Would you let a scientist implant a parasite in your brain to treat an illness? The idea of using a parasite as a medical tool might seem outlandish, but it also offers hope for conditions like Parkinsons and Alzheimer’s. Researchers have speculated that if a parasite could deliver drugs directly to the brain, it might help doctors treat these conditions.
An international team of scientists is doing just that. They are using a single-celled parasite known as Toxoplasma gondii, which causes an infection called toxoplasmosis. The parasite naturally travels from the human gut to the central nervous system and delivers proteins to host cells. In the experiment, bioengineers hacked systems within the T. gondii’s cells that produce and release proteins outside the cell, called secretion systems.

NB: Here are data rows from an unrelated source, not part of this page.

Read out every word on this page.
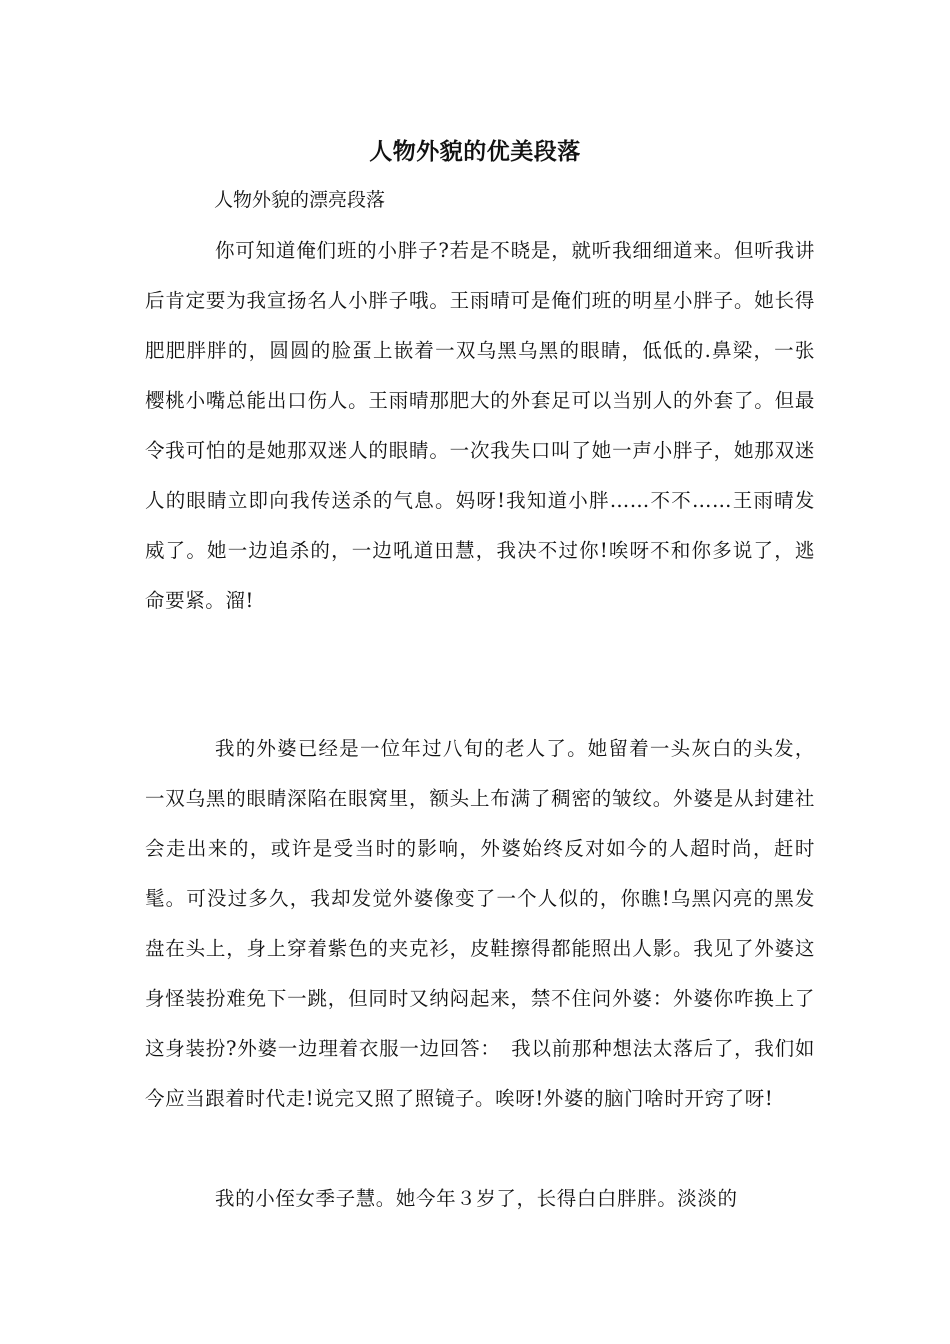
人物外貌的优美段落
人物外貌的漂亮段落

你可知道俺们班的小胖子?若是不晓是，就听我细细道来。但听我讲后肯定要为我宣扬名人小胖子哦。王雨晴可是俺们班的明星小胖子。她长得肥肥胖胖的，圆圆的脸蛋上嵌着一双乌黑乌黑的眼睛，低低的.鼻梁，一张樱桃小嘴总能出口伤人。王雨晴那肥大的外套足可以当别人的外套了。但最令我可怕的是她那双迷人的眼睛。一次我失口叫了她一声小胖子，她那双迷人的眼睛立即向我传送杀的气息。妈呀!我知道小胖……不不……王雨晴发威了。她一边追杀的，一边吼道田慧，我决不过你!唉呀不和你多说了，逃命要紧。溜!

我的外婆已经是一位年过八旬的老人了。她留着一头灰白的头发，一双乌黑的眼睛深陷在眼窝里，额头上布满了稠密的皱纹。外婆是从封建社会走出来的，或许是受当时的影响，外婆始终反对如今的人超时尚，赶时髦。可没过多久，我却发觉外婆像变了一个人似的，你瞧!乌黑闪亮的黑发盘在头上，身上穿着紫色的夹克衫，皮鞋擦得都能照出人影。我见了外婆这身怪装扮难免下一跳，但同时又纳闷起来，禁不住问外婆：外婆你咋换上了这身装扮?外婆一边理着衣服一边回答：　我以前那种想法太落后了，我们如今应当跟着时代走!说完又照了照镜子。唉呀!外婆的脑门啥时开窍了呀!

我的小侄女季子慧。她今年３岁了，长得白白胖胖。淡淡的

The team explained that getting drugs to the brain is difficult because the blood-brain barrier shields the brain from potentially harmful substances. T. gondii has evolved the ability to cross the blood-brain barrier, so it could help with this process. First, they tested a protocol using T. gondii to cross the blood-brain barrier in mice to see if it could be used in humans. After that, they did trials in human brain cells, called neurons. Lastly, they applied the human brain cell results to the fully intact brains of mice to see if they could potentially be applied to a full human brain.
Their T. gondii-mediated drug delivery system involved a protein made up of at least 2 regions from different genes that are joined together so that they are transcribed and translated into a single unit. This type of system is called a protein fusion. In particular, they combined therapeutic drugs with a T. gondii protein called taxifolin to deliver the drugs into the brain.

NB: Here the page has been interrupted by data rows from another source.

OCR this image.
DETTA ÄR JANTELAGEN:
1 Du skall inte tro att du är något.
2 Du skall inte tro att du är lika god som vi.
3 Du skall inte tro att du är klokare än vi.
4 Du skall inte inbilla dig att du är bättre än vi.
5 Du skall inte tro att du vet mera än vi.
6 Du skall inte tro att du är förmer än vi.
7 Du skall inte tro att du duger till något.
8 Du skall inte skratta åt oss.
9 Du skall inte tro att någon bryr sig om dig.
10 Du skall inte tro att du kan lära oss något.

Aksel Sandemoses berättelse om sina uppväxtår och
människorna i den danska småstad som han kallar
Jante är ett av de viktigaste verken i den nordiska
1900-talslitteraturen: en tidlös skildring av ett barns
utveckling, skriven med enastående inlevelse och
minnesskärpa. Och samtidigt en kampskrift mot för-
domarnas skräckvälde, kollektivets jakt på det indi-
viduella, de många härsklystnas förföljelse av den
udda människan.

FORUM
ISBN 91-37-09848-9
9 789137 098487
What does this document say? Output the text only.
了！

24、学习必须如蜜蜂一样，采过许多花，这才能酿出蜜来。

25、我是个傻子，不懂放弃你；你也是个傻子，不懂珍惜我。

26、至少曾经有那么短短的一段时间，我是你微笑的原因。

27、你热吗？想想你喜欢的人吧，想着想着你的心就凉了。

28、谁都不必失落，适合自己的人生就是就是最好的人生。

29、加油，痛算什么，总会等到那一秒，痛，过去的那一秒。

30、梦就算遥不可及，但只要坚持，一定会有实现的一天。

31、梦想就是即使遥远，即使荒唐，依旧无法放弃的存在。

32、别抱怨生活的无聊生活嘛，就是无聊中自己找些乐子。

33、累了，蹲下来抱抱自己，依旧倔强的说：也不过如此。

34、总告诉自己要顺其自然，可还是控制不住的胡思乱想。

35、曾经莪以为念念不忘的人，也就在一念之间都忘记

At first, the scientists had difficulty determining how much to dilute the medicinal compound in the solution, called its dilution factor. They explained that the concentration had to be low enough for the proteins to pass through the blood-brain barrier but high enough to be therapeutically effective. They used trial and error to determine the right dilution factor to successfully deliver the therapies to the right brain location.

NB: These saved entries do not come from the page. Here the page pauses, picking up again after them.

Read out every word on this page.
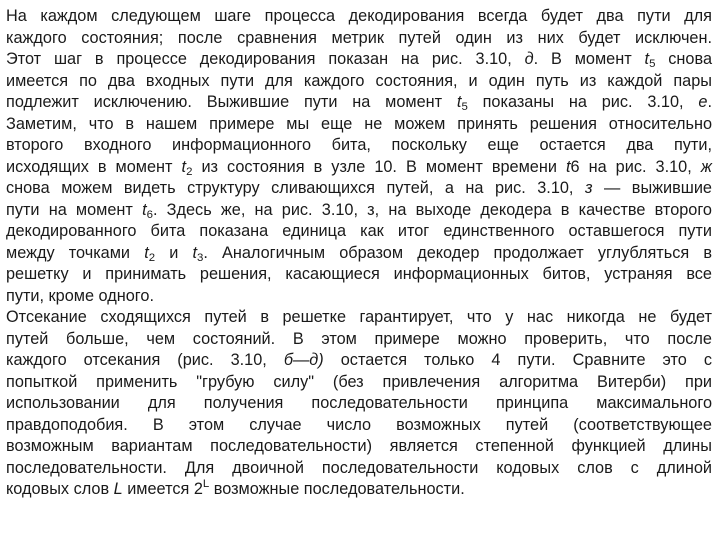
На каждом следующем шаге процесса декодирования всегда будет два пути для
каждого состояния; после сравнения метрик путей один из них будет исключен.
Этот шаг в процессе декодирования показан на рис. 3.10, д. В момент $t_5$ снова
имеется по два входных пути для каждого состояния, и один путь из каждой пары
подлежит исключению. Выжившие пути на момент $t_5$ показаны на рис. 3.10, е.
Заметим, что в нашем примере мы еще не можем принять решения относительно
второго входного информационного бита, поскольку еще остается два пути,
исходящих в момент $t_2$ из состояния в узле 10. В момент времени t6 на рис. 3.10, ж
снова можем видеть структуру сливающихся путей, а на рис. 3.10, з — выжившие
пути на момент $t_6$. Здесь же, на рис. 3.10, з, на выходе декодера в качестве второго
декодированного бита показана единица как итог единственного оставшегося пути
между точками $t_2$ и $t_3$. Аналогичным образом декодер продолжает углубляться в
решетку и принимать решения, касающиеся информационных битов, устраняя все
пути, кроме одного.
Отсекание сходящихся путей в решетке гарантирует, что у нас никогда не будет
путей больше, чем состояний. В этом примере можно проверить, что после
каждого отсекания (рис. 3.10, б—д) остается только 4 пути. Сравните это с
попыткой применить "грубую силу" (без привлечения алгоритма Витерби) при
использовании для получения последовательности принципа максимального
правдоподобия. В этом случае число возможных путей (соответствующее
возможным вариантам последовательности) является степенной функцией длины
последовательности. Для двоичной последовательности кодовых слов с длиной
кодовых слов L имеется $2^L$ возможные последовательности.
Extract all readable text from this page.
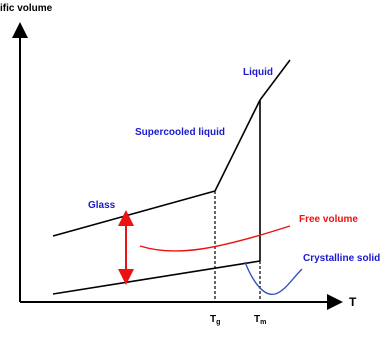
ific volume
T
Liquid
Supercooled liquid
Glass
Free volume
Crystalline solid
$T_g$	$T_m$
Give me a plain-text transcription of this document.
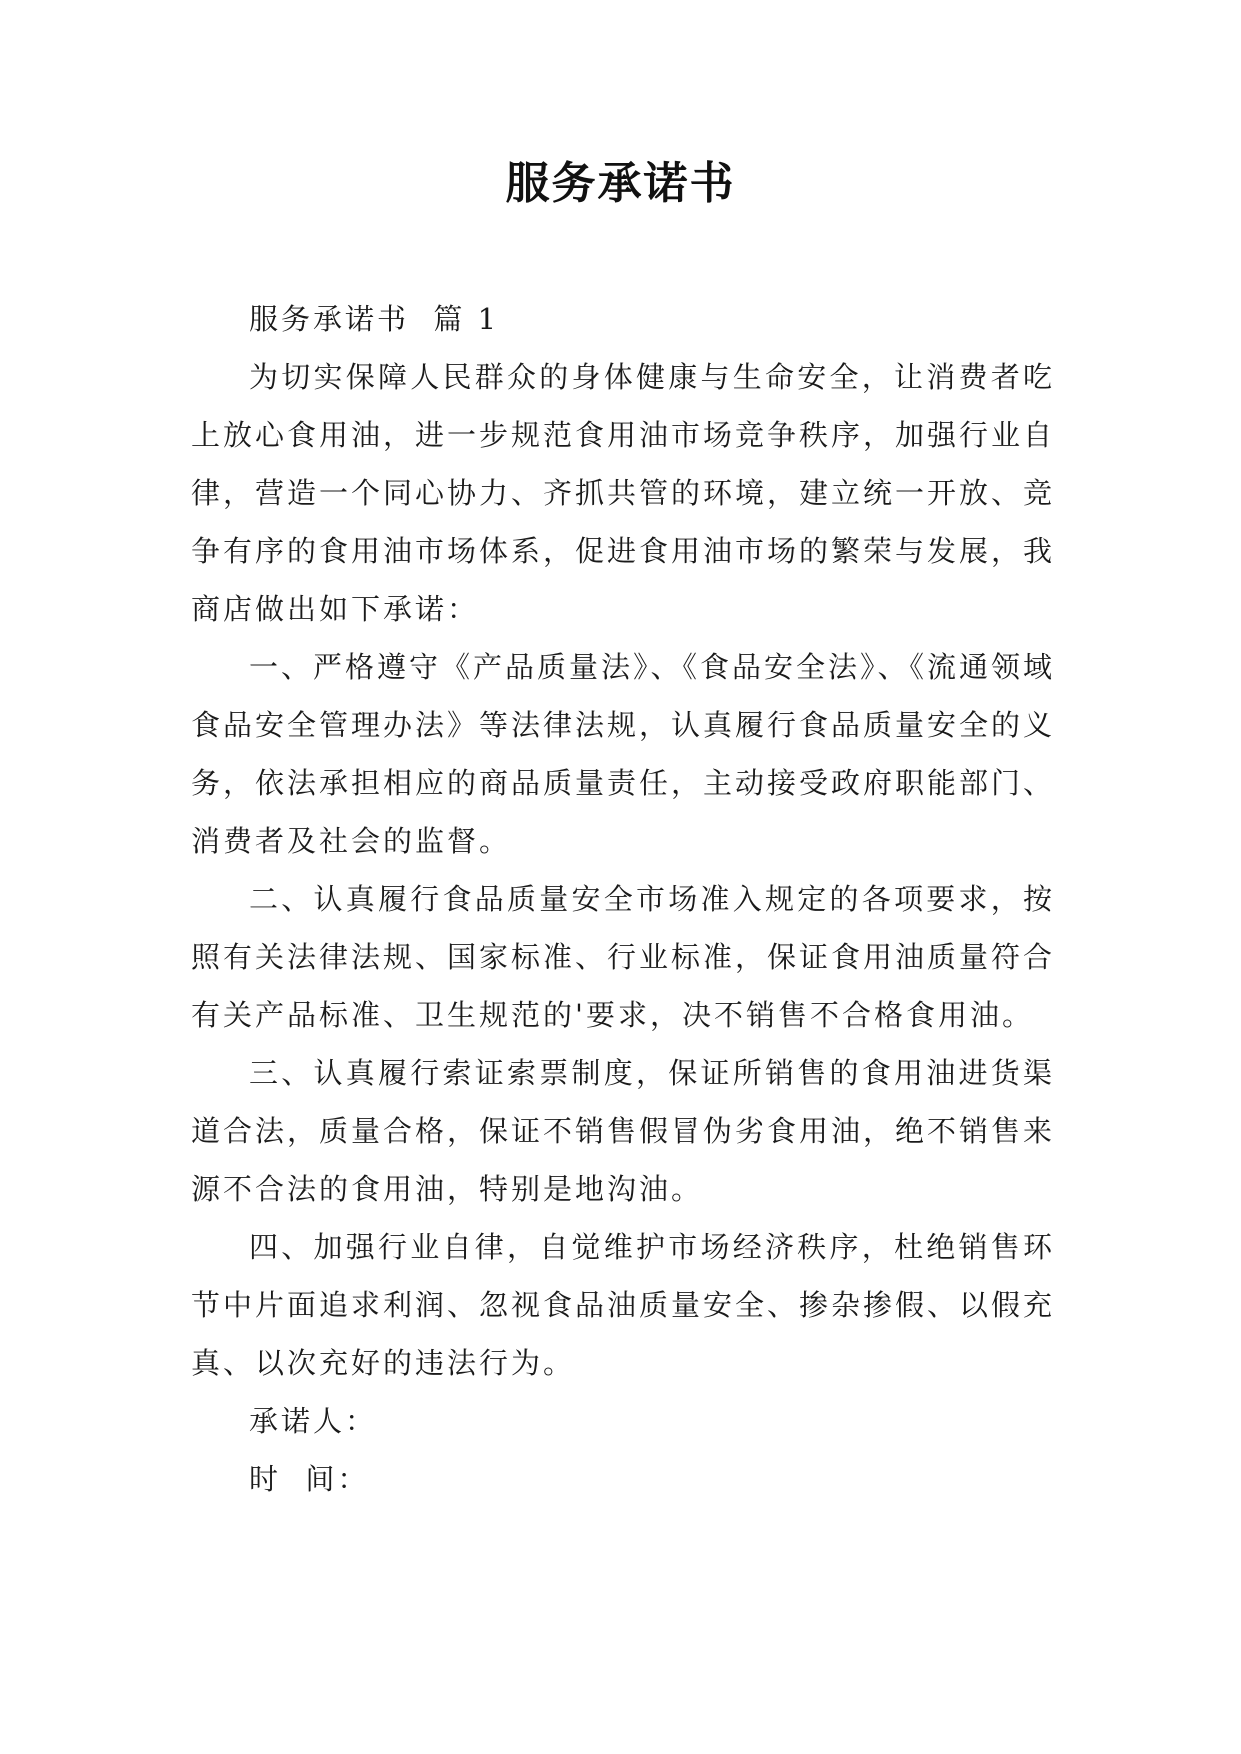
服务承诺书

服务承诺书  篇 1

为切实保障人民群众的身体健康与生命安全，让消费者吃上放心食用油，进一步规范食用油市场竞争秩序，加强行业自律，营造一个同心协力、齐抓共管的环境，建立统一开放、竞争有序的食用油市场体系，促进食用油市场的繁荣与发展，我商店做出如下承诺：

一、严格遵守《产品质量法》、《食品安全法》、《流通领域食品安全管理办法》等法律法规，认真履行食品质量安全的义务，依法承担相应的商品质量责任，主动接受政府职能部门、消费者及社会的监督。

二、认真履行食品质量安全市场准入规定的各项要求，按照有关法律法规、国家标准、行业标准，保证食用油质量符合有关产品标准、卫生规范的'要求，决不销售不合格食用油。

三、认真履行索证索票制度，保证所销售的食用油进货渠道合法，质量合格，保证不销售假冒伪劣食用油，绝不销售来源不合法的食用油，特别是地沟油。

四、加强行业自律，自觉维护市场经济秩序，杜绝销售环节中片面追求利润、忽视食品油质量安全、掺杂掺假、以假充真、以次充好的违法行为。

承诺人：

时  间：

The next step was to deliver the therapeutic proteins into brain cells using T. gondii. The researchers used mouse brain cells grown in the lab and a specific protein that controls the movement of molecules across the brain cell membranes, called a vesicular transport protein. They demonstrated that the modified T. gondii carried the healing proteins and successfully delivered them to lab-grown mouse brain cells.
Next, the researchers tested the therapeutic process on human brain cells grown outside a living organism. They demonstrated that the T. gondii-delivered therapeutic proteins could bind to DNA in the lab-grown human brain cells. Once bound, they found that the therapeutic protein altered gene expression in the lab-grown brain cells.
Lastly, the engineers showed that this therapy could be successful using whole mouse brains. While the mice were alive, the researchers ensured that the therapeutic protein had successfully passed the blood-brain barrier. Then, they euthanized the mice painlessly and examined their brains. The researchers used 3D imaging to light up specific neural pathways and markers in the mice’s brains. They confirmed that the engineered proteins carried the therapeutic protein into the brain intact.
The researchers concluded that their results mark progress in delivering medicine through engineered parasites, but additional investigations are required to determine the method’s possible advantages and drawbacks. Based on the success of this study, they suggested that using engineered parasites for drug delivery could offer new treatment options for brain-related diseases.